There is nothing I enjoy photographing more than the majestic oaks that are so much a part of the landscape of South Louisiana. My files are bursting with photos of trees taken all over the area, most of them moss covered and massive. There are some special trees that I return to again and again, not expecting them to change, but hoping to catch them in a different light or from a new angle. Or maybe not. There are certain trees that have made dozens of appearances on my phone or computer, and honestly, they look almost identical in each shot. And I keep every single one. My obsession spans just over two decades, which, not so coincidentally, is when I moved to the area.
Many people who follow my antics assume I am from New Orleans, and while I truly believe that my soul is, the rest of me is all Texan. I was born in the piney woods of East Texas, however, my family moved to the Texas Panhandle when I was barely more than a toddler. The sweeping plains, dotted with cattle and an occasional windmill, were what I knew as home. The Panhandle is known for its wonderfully nice people and beautiful sunsets that you can see clear to the next county (yes county…not parish), but as far as trees are concerned, you may want to look elsewhere. Of course there are some trees in the Panhandle. People plant small trees in their yards or along their property lines, which will often grow quite tall, providing plenty of necessary shade on those hot summer days. There are also mesquite “trees” that are indigenous to the area, although you’re probably not going to want to throw a blanket on the ground and enjoy a picnic lunch under a mesquite. (Ironically, one section of my hometown is made up of streets named for trees. This has nothing to do with anything, other than it is actually pretty amusing to me now.) Bottom line, it is not as if I had never seen a tree before moving to Louisiana. I had seen plenty. I had just never seen a TREE.

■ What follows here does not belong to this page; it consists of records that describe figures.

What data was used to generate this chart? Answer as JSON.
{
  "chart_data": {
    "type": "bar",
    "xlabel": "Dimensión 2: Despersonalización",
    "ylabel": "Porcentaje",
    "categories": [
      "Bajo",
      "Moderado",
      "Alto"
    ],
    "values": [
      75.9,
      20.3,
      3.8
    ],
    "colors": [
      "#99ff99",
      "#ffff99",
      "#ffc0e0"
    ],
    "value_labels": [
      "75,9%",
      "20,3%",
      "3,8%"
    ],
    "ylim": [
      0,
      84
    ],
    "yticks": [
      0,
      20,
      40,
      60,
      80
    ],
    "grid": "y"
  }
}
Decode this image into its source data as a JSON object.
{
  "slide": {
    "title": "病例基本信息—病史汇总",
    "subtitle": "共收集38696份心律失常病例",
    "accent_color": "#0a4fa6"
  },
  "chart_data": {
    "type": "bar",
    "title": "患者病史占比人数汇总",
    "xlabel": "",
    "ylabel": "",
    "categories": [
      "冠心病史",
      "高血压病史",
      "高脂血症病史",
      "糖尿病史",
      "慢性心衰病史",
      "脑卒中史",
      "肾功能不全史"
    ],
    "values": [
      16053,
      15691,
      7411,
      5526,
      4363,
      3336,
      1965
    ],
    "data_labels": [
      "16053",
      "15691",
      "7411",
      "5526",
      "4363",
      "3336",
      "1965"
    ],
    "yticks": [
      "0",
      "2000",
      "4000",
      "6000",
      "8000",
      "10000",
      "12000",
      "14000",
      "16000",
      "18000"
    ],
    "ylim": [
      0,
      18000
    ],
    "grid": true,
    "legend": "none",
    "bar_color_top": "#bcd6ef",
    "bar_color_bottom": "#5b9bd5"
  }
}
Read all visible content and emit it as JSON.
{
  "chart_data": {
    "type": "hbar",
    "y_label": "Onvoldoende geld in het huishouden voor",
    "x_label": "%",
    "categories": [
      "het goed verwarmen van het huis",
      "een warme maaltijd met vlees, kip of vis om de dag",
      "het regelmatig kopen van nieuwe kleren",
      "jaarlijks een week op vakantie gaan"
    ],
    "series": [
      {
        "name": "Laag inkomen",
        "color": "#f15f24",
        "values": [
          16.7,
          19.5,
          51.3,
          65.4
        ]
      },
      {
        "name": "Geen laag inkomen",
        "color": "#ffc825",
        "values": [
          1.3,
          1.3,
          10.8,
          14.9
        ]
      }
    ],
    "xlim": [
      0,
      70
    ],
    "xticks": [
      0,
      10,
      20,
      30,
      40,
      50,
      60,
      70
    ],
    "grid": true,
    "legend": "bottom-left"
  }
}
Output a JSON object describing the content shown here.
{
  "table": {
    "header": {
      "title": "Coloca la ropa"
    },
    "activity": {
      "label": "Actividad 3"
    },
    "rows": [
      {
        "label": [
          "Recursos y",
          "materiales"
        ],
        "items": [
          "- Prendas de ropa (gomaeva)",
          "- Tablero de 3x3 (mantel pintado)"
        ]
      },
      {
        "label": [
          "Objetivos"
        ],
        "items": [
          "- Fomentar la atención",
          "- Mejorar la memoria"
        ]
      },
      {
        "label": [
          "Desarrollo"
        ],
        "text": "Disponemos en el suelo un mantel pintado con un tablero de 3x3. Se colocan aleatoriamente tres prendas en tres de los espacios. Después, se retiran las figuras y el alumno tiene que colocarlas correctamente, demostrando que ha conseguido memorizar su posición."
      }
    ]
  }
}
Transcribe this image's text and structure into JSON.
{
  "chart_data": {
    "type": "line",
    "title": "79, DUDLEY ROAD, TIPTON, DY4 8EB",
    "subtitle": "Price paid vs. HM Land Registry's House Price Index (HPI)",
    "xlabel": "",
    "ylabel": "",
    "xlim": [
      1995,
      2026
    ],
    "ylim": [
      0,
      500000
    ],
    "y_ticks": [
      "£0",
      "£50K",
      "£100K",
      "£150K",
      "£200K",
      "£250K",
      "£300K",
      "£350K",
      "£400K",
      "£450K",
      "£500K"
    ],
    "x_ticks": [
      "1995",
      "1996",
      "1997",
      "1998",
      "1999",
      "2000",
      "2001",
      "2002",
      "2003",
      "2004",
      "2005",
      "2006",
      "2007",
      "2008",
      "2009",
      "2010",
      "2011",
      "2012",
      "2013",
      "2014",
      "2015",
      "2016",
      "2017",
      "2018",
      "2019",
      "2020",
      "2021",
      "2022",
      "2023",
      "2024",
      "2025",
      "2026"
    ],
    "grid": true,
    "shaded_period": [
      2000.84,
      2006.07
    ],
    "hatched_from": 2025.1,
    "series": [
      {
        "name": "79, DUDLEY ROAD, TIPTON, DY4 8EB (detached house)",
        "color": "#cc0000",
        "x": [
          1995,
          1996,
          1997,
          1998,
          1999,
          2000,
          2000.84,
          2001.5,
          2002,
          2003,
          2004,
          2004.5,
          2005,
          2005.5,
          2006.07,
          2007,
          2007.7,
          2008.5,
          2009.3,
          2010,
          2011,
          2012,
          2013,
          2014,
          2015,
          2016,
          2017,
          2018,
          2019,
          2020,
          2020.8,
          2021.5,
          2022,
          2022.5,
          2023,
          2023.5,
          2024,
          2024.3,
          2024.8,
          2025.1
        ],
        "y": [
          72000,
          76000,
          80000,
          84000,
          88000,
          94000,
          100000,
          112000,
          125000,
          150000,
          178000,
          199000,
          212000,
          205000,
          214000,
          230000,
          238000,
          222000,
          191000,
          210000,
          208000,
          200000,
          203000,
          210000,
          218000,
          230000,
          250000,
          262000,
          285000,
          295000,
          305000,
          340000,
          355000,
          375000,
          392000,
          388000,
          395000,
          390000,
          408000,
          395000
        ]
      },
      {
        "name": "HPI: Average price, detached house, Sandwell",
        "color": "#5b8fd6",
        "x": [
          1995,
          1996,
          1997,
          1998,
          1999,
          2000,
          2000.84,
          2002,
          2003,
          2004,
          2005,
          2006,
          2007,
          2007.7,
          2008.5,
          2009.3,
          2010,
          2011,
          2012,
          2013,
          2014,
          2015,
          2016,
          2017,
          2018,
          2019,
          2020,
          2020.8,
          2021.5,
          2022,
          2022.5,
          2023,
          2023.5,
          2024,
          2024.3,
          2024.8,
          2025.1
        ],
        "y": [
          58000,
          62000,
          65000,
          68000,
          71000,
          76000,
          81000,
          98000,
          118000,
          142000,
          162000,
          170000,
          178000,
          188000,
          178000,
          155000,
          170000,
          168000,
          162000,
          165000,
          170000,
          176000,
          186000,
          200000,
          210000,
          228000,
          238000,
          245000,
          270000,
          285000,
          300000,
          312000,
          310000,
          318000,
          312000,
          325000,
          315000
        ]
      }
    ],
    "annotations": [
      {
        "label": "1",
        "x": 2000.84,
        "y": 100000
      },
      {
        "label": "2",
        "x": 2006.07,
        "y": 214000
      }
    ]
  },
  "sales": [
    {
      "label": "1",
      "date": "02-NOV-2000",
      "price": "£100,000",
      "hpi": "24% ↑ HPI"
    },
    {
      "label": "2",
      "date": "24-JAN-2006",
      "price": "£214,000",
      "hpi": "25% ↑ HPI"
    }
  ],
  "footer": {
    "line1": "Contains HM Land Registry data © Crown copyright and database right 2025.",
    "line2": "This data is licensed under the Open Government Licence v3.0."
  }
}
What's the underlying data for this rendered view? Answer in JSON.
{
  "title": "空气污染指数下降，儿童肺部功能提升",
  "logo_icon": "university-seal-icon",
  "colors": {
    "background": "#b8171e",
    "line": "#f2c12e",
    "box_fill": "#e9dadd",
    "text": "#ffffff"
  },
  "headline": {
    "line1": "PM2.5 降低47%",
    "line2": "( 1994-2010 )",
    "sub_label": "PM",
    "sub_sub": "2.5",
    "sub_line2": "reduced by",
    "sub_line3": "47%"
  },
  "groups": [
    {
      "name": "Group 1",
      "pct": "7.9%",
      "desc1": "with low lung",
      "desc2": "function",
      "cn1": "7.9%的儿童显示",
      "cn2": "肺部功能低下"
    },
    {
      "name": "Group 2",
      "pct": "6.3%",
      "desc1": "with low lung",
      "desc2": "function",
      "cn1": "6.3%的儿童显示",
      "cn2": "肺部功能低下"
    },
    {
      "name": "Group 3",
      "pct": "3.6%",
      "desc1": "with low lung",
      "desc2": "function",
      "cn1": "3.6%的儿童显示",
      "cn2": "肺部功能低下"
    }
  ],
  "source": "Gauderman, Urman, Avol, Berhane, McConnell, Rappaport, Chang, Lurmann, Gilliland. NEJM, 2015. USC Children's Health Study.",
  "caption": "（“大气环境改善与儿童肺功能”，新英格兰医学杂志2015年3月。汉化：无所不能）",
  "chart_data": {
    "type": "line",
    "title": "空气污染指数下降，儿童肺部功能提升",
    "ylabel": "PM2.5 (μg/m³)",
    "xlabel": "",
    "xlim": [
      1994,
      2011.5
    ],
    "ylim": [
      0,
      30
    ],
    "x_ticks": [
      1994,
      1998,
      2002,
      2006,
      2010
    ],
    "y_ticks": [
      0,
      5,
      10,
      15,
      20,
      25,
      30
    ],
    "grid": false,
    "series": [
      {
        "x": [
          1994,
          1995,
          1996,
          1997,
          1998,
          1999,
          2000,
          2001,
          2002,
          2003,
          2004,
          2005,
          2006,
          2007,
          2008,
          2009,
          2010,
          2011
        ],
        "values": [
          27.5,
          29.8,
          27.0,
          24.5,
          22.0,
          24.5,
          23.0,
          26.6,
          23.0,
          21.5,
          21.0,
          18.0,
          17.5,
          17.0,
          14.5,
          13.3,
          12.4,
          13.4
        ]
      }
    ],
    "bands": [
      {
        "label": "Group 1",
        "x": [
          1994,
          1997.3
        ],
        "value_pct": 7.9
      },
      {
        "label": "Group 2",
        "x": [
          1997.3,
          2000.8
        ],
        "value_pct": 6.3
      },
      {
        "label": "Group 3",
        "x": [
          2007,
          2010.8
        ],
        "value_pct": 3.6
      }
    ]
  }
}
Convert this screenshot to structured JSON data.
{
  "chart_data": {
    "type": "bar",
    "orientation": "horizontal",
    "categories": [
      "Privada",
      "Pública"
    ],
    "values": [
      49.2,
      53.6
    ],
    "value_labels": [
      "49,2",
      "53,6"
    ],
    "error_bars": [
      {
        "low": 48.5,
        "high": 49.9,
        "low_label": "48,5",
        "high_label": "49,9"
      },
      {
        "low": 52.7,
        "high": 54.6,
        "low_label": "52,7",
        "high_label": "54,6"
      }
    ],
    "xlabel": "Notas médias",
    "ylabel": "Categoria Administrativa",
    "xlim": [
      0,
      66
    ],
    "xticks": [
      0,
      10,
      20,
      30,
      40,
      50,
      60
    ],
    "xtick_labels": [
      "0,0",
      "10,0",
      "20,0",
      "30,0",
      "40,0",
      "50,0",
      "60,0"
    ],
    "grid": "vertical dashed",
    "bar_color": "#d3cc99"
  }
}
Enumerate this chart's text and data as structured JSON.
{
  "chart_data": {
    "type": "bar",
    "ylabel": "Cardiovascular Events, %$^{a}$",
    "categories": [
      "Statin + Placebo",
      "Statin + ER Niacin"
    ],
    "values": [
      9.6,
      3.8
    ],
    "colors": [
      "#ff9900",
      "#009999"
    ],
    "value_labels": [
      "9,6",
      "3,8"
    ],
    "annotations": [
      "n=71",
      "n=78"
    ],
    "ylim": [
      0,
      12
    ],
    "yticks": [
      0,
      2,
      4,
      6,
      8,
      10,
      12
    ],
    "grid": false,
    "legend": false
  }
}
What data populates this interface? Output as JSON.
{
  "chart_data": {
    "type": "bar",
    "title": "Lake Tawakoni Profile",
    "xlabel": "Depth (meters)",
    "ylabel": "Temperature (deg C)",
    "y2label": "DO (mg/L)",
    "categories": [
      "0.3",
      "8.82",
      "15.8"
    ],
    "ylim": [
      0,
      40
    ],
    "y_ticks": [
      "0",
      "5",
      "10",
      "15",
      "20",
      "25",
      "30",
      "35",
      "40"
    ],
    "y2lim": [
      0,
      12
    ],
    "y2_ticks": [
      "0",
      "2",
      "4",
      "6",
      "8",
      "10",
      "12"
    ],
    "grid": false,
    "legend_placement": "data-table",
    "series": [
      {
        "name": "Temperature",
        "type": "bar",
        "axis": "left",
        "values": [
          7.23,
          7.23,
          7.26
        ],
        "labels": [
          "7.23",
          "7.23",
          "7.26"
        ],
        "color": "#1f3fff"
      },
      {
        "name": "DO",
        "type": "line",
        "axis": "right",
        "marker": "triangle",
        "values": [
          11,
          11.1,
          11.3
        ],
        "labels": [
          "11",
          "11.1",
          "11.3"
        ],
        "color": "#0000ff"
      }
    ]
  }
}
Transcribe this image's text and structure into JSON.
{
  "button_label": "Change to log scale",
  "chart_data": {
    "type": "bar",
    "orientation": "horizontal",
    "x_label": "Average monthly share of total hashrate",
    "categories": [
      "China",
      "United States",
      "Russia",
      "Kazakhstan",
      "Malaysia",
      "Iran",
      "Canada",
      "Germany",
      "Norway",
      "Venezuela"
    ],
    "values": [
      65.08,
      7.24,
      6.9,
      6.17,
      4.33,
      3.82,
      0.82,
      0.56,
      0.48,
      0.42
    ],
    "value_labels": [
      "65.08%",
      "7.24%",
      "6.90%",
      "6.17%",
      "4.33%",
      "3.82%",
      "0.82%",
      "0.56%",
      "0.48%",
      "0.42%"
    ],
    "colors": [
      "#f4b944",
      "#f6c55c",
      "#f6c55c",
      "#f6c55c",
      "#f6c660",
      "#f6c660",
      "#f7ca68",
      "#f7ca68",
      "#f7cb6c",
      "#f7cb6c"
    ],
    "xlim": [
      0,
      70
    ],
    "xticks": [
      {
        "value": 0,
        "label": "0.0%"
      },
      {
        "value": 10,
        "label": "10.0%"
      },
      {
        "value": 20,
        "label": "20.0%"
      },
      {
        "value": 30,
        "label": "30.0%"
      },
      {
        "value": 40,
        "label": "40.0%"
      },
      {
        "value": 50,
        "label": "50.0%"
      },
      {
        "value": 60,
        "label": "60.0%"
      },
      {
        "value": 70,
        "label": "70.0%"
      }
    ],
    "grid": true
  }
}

I remember my first encounter with one of those beautiful oaks while walking along the Mandeville lakefront. We had a new baby and were having a family portrait taken on an unseasonably cold November day. The photographer placed us in front of a giant, moss-covered oak, and I was humbled by its enormity. (The photos weren’t great, but the tree looked fantastic.) I have returned to that tree hundreds of times over the years, and I am equally blown away every time.
In addition to those lakefront trees, one of my favorite sights is a giant oak taking center stage in front of a home. Sometimes it’s a small cottage, that appears to have known since its beginning that it would not the be star of the show, and other times, it is a relatively large home that tried its best, but simply could not compete. In many instances, the house virtually disappears under the shadow of the tree’s outstretched limbs. Even the mansions on St. Charles have to fight for the spotlight. (By the way, there are few streets more beautiful than St. Charles Avenue. Walk it or take the streetcar down.)
Perhaps the greatest collection of these massive oaks is in City Park in New Orleans. http://neworleanscitypark Until you have seen these behemoths for yourself, their branches stretching twice as wide as they are high, many of which reach and spread across the ground, you can not appreciate their magnificence. They date back hundreds of years, and have withstood floods, hurricanes, and a whole lot of people, with only minor scars. Photos just do not do them justice, but I’ll share some with you anyway. And if you have not had a chance to see them in person, take a break from the French Quarter on your next visit. I promise you won’t be disappointed.